A notícia de que morre Joyce Prado aos 38 anos abalou o audiovisual brasileiro nesta quinta-feira (11). A diretora e roteirista, premiada por seus trabalhos que ampliaram a representação negra no cinema, teve a morte confirmada pela Associação de Profissionais do Audiovisual Negro (Apan), da qual foi cofundadora. A causa não foi divulgada.

Joyce era considerada uma das vozes mais relevantes na criação de narrativas negras contemporâneas. Cofundadora da Oxalá Produções, acumulou reconhecimento por obras que dialogam com ancestralidade, memória e identidade. Seu impacto artístico foi ressaltado em nota divulgada pela Apan, que destacou sua força, sensibilidade e papel central na formação de uma geração de profissionais negros no setor audiovisual.

A diretora ganhou grande projeção com o documentário Chico Rei Entre Nós (2020), vencedor no 44º Festival Internacional de Cinema de São Paulo. O filme revisita a história do rei congolês escravizado no Brasil que conquistou sua liberdade e a de seus súditos, explorando os efeitos duradouros da escravidão e refletindo sobre resiliência e inclusão.

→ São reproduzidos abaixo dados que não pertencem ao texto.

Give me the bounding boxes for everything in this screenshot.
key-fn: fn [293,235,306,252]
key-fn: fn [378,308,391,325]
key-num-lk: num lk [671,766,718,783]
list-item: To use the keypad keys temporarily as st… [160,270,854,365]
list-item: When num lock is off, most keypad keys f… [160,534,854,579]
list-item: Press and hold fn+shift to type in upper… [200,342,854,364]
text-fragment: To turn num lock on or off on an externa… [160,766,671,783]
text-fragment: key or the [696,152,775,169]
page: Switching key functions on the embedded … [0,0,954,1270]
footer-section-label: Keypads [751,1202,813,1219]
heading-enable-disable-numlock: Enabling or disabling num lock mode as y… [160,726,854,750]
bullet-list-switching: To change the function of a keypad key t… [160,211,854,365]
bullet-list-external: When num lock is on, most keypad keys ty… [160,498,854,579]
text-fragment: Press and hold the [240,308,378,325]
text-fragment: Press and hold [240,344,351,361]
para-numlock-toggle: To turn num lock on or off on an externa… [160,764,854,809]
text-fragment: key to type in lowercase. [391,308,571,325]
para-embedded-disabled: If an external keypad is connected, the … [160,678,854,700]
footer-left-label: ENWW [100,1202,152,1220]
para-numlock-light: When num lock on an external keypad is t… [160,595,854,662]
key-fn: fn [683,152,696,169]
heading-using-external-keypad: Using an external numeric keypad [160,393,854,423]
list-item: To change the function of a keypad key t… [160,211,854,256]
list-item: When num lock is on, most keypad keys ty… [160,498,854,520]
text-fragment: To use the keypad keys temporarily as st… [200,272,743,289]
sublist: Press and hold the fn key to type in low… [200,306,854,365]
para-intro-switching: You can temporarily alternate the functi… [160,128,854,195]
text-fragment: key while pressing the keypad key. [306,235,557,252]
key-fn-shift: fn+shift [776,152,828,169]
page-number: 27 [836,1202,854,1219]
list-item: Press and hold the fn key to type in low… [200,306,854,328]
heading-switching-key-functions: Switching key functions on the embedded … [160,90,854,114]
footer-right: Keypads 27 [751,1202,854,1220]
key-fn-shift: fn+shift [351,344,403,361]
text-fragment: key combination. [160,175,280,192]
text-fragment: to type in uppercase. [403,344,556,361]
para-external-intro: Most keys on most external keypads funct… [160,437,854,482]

No cinema, Joyce também assinou o longa Flores de Baobá (2016), premiado pelo público no Black Star Film Festival. Em outras frentes, dirigiu séries como The Beat Diaspora (YouTube Originals) e Ancestralidades (Arte 1), ampliando seu alcance para diferentes plataformas e públicos.

Sua parceria com a cantora Luedji Luna rendeu diversos trabalhos marcantes, entre eles clipes, o documentário Memórias de ‘Um Corpo no Mundo’ e o curta visual do álbum Bom Mesmo É Estar Debaixo D’Água. As produções lhes renderam premiações no Music Video Festival Awards e no Women’s Music Event.

Em uma homenagem emocionada nas redes sociais, Luedji Luna destacou a profundidade da amizade e a importância artística de Joyce. A cantora lembrou como a diretora contribuiu para seus projetos e afirmou que seu olhar poético seguirá presente em sua trajetória.

Colegas, instituições e admiradores lamentaram a perda precoce da cineasta, cuja obra permanece como referência no fortalecimento das narrativas negras e na ampliação da representatividade no cinema brasileiro.